私鉄大手の東京急行電鉄株式会社が9月2日、東急株式会社に社名を変更した。鉄道事業は10月1日から100%子会社の東急電鉄株式会社が継承する。同社が公式サイトで発表した。
朝日新聞デジタルによると、「東急」から「東急電鉄」に約3300人が出向する形となるという。
鉄道事業が切り離された新しい「東急」は、不動産事業を中核とする会社に生まれ変わる。東急グループで同じく不動産事業を手がける「東急不動産ホールディングス」との関係がどうなるのかが焦点になりそうだ。
両社が統合するとの観測も浮上する一方で、再編にはデメリットも多く、ハードルは高いとの報道も出ている。
■東急97年の歴史とは?
公式サイトなどによると、東急は1922年9月2日に設立された目黒蒲田電鉄が前身。

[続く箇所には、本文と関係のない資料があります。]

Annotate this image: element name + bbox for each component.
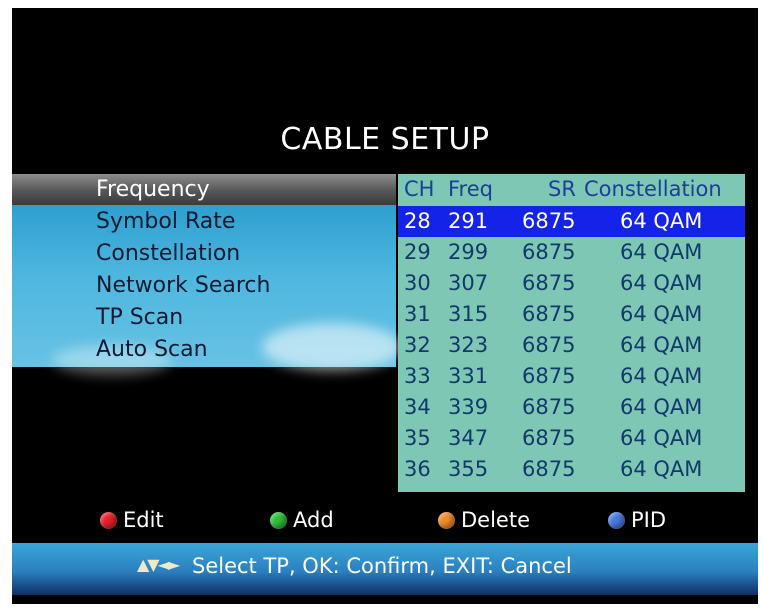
tp-table-header: CH Freq SR Constellation xyxy=(398,174,745,205)
tp-sr: 6875 xyxy=(522,302,576,326)
tp-row-selected[interactable]: 28 291 6875 64 QAM xyxy=(398,206,745,237)
tp-constellation: 64 QAM xyxy=(620,302,703,326)
column-header-constellation: Constellation xyxy=(584,177,722,201)
orange-dot-icon xyxy=(438,512,455,529)
tp-constellation: 64 QAM xyxy=(620,457,703,481)
blue-dot-icon xyxy=(608,512,625,529)
tp-constellation: 64 QAM xyxy=(620,333,703,357)
tp-row[interactable]: 34 339 6875 64 QAM xyxy=(398,392,745,423)
tp-constellation: 64 QAM xyxy=(620,240,703,264)
tp-ch: 30 xyxy=(404,271,431,295)
delete-button[interactable]: Delete xyxy=(438,506,530,534)
tp-ch: 35 xyxy=(404,426,431,450)
tp-ch: 31 xyxy=(404,302,431,326)
status-hint: Select TP, OK: Confirm, EXIT: Cancel xyxy=(192,554,572,578)
tp-constellation: 64 QAM xyxy=(620,271,703,295)
tp-sr: 6875 xyxy=(522,271,576,295)
tp-ch: 33 xyxy=(404,364,431,388)
menu-item-constellation[interactable]: Constellation xyxy=(96,238,240,270)
tp-row[interactable]: 33 331 6875 64 QAM xyxy=(398,361,745,392)
green-dot-icon xyxy=(270,512,287,529)
tp-row[interactable]: 32 323 6875 64 QAM xyxy=(398,330,745,361)
column-header-sr: SR xyxy=(548,177,576,201)
tp-freq: 315 xyxy=(448,302,489,326)
pid-button[interactable]: PID xyxy=(608,506,666,534)
tp-sr: 6875 xyxy=(522,457,576,481)
column-header-ch: CH xyxy=(404,177,435,201)
tp-constellation: 64 QAM xyxy=(620,209,703,233)
menu-item-symbol-rate[interactable]: Symbol Rate xyxy=(96,206,235,238)
tp-freq: 299 xyxy=(448,240,489,264)
pid-label: PID xyxy=(631,508,667,532)
tp-freq: 339 xyxy=(448,395,489,419)
tp-list-panel: CH Freq SR Constellation 28 291 6875 64 … xyxy=(398,174,745,492)
tp-sr: 6875 xyxy=(522,364,576,388)
tv-screen: CABLE SETUP Frequency Symbol Rate Conste… xyxy=(12,8,758,604)
tp-row[interactable]: 36 355 6875 64 QAM xyxy=(398,454,745,485)
tp-sr: 6875 xyxy=(522,395,576,419)
status-bar: ▲▼◄► Select TP, OK: Confirm, EXIT: Cance… xyxy=(12,543,758,595)
tp-ch: 29 xyxy=(404,240,431,264)
tp-freq: 291 xyxy=(448,209,489,233)
edit-button[interactable]: Edit xyxy=(100,506,164,534)
tp-constellation: 64 QAM xyxy=(620,364,703,388)
direction-arrows-icon: ▲▼◄► xyxy=(137,555,180,574)
tp-sr: 6875 xyxy=(522,333,576,357)
tp-row[interactable]: 35 347 6875 64 QAM xyxy=(398,423,745,454)
red-dot-icon xyxy=(100,512,117,529)
tp-sr: 6875 xyxy=(522,426,576,450)
tp-freq: 355 xyxy=(448,457,489,481)
tp-constellation: 64 QAM xyxy=(620,426,703,450)
tp-row[interactable]: 30 307 6875 64 QAM xyxy=(398,268,745,299)
edit-label: Edit xyxy=(123,508,164,532)
tp-ch: 34 xyxy=(404,395,431,419)
tp-ch: 32 xyxy=(404,333,431,357)
column-header-freq: Freq xyxy=(448,177,493,201)
tp-freq: 323 xyxy=(448,333,489,357)
menu-item-frequency[interactable]: Frequency xyxy=(96,174,210,206)
tp-row[interactable]: 29 299 6875 64 QAM xyxy=(398,237,745,268)
tp-sr: 6875 xyxy=(522,240,576,264)
add-label: Add xyxy=(293,508,334,532)
menu-item-tp-scan[interactable]: TP Scan xyxy=(96,302,183,334)
tp-sr: 6875 xyxy=(522,209,576,233)
cloud-decoration xyxy=(262,323,402,371)
tp-constellation: 64 QAM xyxy=(620,395,703,419)
tp-row[interactable]: 31 315 6875 64 QAM xyxy=(398,299,745,330)
menu-item-auto-scan[interactable]: Auto Scan xyxy=(96,334,208,366)
tp-freq: 331 xyxy=(448,364,489,388)
tp-freq: 307 xyxy=(448,271,489,295)
tp-ch: 36 xyxy=(404,457,431,481)
page-title: CABLE SETUP xyxy=(280,122,490,157)
add-button[interactable]: Add xyxy=(270,506,334,534)
tp-freq: 347 xyxy=(448,426,489,450)
tp-ch: 28 xyxy=(404,209,431,233)
delete-label: Delete xyxy=(461,508,530,532)
menu-item-network-search[interactable]: Network Search xyxy=(96,270,270,302)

2019年で創立97年を迎えている。渋沢栄一が理想的な住宅地をつくる「田園都市」の開発のために作られた会社。当時から不動産開発と鉄道事業を一体体的に進めていた。
その後、1936年に就任した五島慶太社長のもと、ライバルの東京近郊の鉄道会社を次々と買収。戦時中の1942年から、東京急行電鉄の社名となっていた。
東急グループは2020年の東京オリンピックを前に、拠点である渋谷駅周辺の大規模開発を進めている。渋谷ヒカリエ、渋谷キャストなどに続いて、2018年には大規模商業施設「渋谷ストリーム」を開業した。
鉄道事業の分社化によって、東急グループの不動産事業がどうなるのか注目したい。